One of the best ways to match the resources available to the demand without resorting to expensive short-term staff is to train team members in as many of the required skills as possible. This maximises flexibility, enabling the manager to dynamically move work between team members in response to changes in variety and overall demand. Taking this a stage further, by training across team boundaries it enables resource constraints to be minimised further.
For example, in an insurance organisation, cross training sales or service team members to handle simple claims can help to alleviate sudden unpredictable increases in demand caused by weather events.
8. Observe work and give regular feedback
The manager does not need to be an expert in doing the work itself, but they must understand how the work is performed. The manager should ask several questions. Does a standard exist for this task or activity? Is the standard fit for purpose? Is the standard being followed? How could it be improved?

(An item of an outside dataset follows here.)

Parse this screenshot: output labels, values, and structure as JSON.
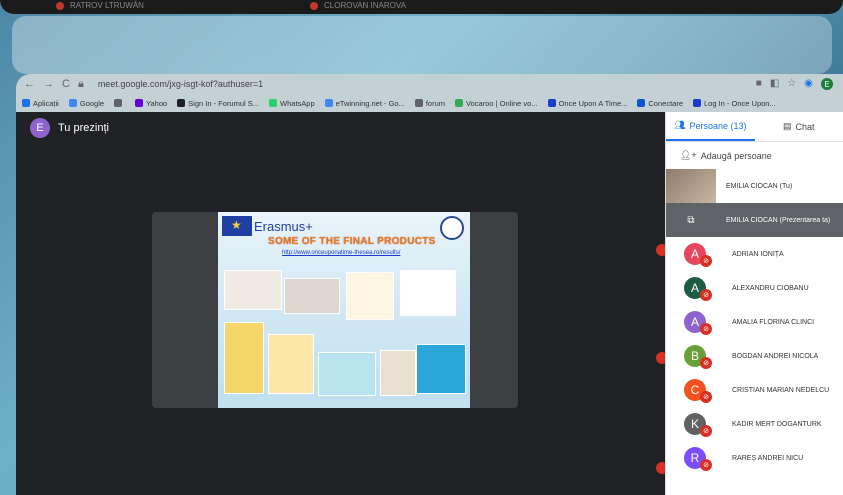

The best way to do this is to “go and see” the work being performed. Observe what team members actually do, what issues they face and what issues Customers experience. Listen to calls, walk the process or follow a request from start to finish. Focus on how the work is performed and give structured objective feedback on what has been observed.
9. Ask "how could we do this better"?
Just because a standard exists, does not mean it is the best way of doing something. The Manager should constantly be asking themselves and their team “is there a better way”?
Through observation of the work the Manager may see that a team member has found a better way of performing a task. They should be encouraged to share this with their peers and incorporate it into the standard. The manager may identify customer frustrations or issues. They should highlight these and encourage the team to think about ways of minimising or eliminating the problem. The team should also be trained and encouraged to identify and eliminate waste in the process; anything which doesn’t add value to the customer or which potentially causes errors.
In all these situations the managers role should be as a facilitator, helping the team to work through the problem in a systematic way, not imposing their own ideas. The manager should give the team the latitude to try out new ideas, measure their impact and determine if the new way is in fact a better way.
10. Plan time around these things
How should a manager organise and prioritise their time? Meetings, emails, standing in for colleagues and “firefighting” can often absorb a great deal of the managers time and distract from the activities that add most value to their team.
The manager should develop a plan which schedules time to carry out the tasks described above at an appropriate frequency. Some tasks like side by side observation and feedback should ideally be scheduled on a weekly basis, whereas segmentation and process documentation may only need to be reviewed on a quarterly basis.